I have this exercise where I have to show whether or not $d(p,q)$ is a metric for $X = \mathbb R^1$, and I have come up with this lemma to help me with it. I need help proving it (if it is true).
The requiements for a metric is that a) $d(p,q) > 0$ unless $p=q$, b) $d(p,q) = d(q,p)$, and c) $d(p,q) \leq d(p,r) + d(r,q)$.
Lemma. This works when $p,q$ only appear in the formula for $d(p,q)$ in the pair $|p-q|$, e.g. $d(p,q) = \frac{|p-q|}{1 + |p-q|}$ and $X$ is $\mathbb{R}^1$. Denote $f(x)$ to be the function $d(p,q)$ except $|p-q|$ replaced with $x$, i.e. in the above example $f(x) = \frac{x}{1+x}$. Then if a) and b) are true, for c) to be true it is sufficient that $f'(x) \geq 0$ and $f''(x) < 0$ for $x \geq 0$. In other words, $f(x)$ must increase at a rate less than or equal to a linear function.
Proof. WLOG $p<q$. If $r\leq p\leq q$ or $p\leq q\leq r$, $c)$ is clear because $f'(x) \geq 0$.
So consider $p<r<q$. Let $a = r-p$, $b = q-r, a+b = q-p$. We have $f(a+b) \leq f(a) + f(b)$ because $f'' \leq 0$. Thus $c)$ is proven. (This is the part I'm not sure about)

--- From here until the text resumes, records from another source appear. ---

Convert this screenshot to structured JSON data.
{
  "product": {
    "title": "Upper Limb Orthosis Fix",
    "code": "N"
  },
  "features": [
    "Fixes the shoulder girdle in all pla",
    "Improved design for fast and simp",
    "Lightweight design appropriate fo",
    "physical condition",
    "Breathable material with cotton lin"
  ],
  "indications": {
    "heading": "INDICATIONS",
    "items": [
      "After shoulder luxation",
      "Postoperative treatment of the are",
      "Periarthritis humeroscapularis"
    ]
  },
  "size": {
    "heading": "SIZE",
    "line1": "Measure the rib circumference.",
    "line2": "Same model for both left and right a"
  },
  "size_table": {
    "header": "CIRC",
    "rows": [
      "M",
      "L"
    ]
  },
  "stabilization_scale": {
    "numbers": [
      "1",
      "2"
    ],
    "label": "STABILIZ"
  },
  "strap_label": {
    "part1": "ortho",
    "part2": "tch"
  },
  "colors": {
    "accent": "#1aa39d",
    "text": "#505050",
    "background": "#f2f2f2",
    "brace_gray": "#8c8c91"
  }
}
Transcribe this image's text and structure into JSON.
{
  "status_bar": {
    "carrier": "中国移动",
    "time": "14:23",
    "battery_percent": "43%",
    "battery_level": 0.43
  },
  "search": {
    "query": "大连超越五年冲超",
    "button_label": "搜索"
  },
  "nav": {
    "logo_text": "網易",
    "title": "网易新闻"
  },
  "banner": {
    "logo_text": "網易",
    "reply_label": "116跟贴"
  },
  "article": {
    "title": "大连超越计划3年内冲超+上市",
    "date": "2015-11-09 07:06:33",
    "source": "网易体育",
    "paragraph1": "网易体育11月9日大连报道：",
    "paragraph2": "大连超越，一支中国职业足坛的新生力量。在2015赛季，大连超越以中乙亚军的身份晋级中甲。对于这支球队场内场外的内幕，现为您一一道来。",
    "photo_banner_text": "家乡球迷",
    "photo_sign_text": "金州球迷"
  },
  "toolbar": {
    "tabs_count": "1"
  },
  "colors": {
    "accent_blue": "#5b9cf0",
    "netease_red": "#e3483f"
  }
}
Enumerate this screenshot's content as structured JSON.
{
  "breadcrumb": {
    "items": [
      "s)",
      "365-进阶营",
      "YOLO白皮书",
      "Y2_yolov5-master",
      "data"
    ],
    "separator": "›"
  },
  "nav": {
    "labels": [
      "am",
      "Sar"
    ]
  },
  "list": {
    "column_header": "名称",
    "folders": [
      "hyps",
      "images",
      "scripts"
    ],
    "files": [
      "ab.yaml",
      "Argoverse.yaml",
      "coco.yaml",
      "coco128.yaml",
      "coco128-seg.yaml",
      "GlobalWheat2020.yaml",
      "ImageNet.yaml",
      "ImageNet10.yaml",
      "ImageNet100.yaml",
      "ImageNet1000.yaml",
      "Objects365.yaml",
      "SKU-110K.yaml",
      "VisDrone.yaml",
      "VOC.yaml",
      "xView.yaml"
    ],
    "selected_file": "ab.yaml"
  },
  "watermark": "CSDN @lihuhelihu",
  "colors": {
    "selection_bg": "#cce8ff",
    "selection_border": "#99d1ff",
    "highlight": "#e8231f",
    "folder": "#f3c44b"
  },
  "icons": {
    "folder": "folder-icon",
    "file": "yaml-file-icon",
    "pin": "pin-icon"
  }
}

Is this lemma correct? Is the proof correct?
EDIT: Refinement for the $p<r<q$ case:
$f(a+b) \leq f(a) + f(b) \Leftrightarrow f(a+b) - f(b) \leq f(a) - f(0)$
We have that $\displaystyle \int_{b}^{a+b} f' \leq \int_0^a f'\Leftrightarrow f(a+b) - f(b) \leq f(a) - f(0)$. Let $A_{f,x,y}$ represent the average value of $f$ from $x$ to $y$. Since $f'' \leq 0$, $f'$ is non-increasing, so $A_{f',b,a+b} \leq A_{f',0,a}$. Furthermore $\displaystyle \int_a^b f = (b-a)A_{f,a,b}$, so $\displaystyle \int_{b}^{a+b} f' \leq \int_0^a f'$.
EDIT I believe the lemma is also biconditional.
Given: A metric $d(p,q)$ described as above where there is only $|p-q|$.
If: $a)$ holds, $f' \geq 0$, and $f'' \leq 0$ for $x \geq 0$
Then: $d$ is a metric.
Above I have already proved the forward case. For the backwards case I will prove the inverse.
If: any of the requirements above do not hold
Then: $d$ is not a metric.
If $a)$ doesn't hold,then clearly it's not a metric.
If $f' < 0$, then by $a)$ it starts at $f(0)=0$ so $f$ becomes negative, so $a)$ doesn't hold, so it's not a metric.
If $f' > 0$, then $A_{f', b, a+b} > A_{f', 0, a}$ so the integral equality above for $c)$ doesn't hold, so it is not a metric.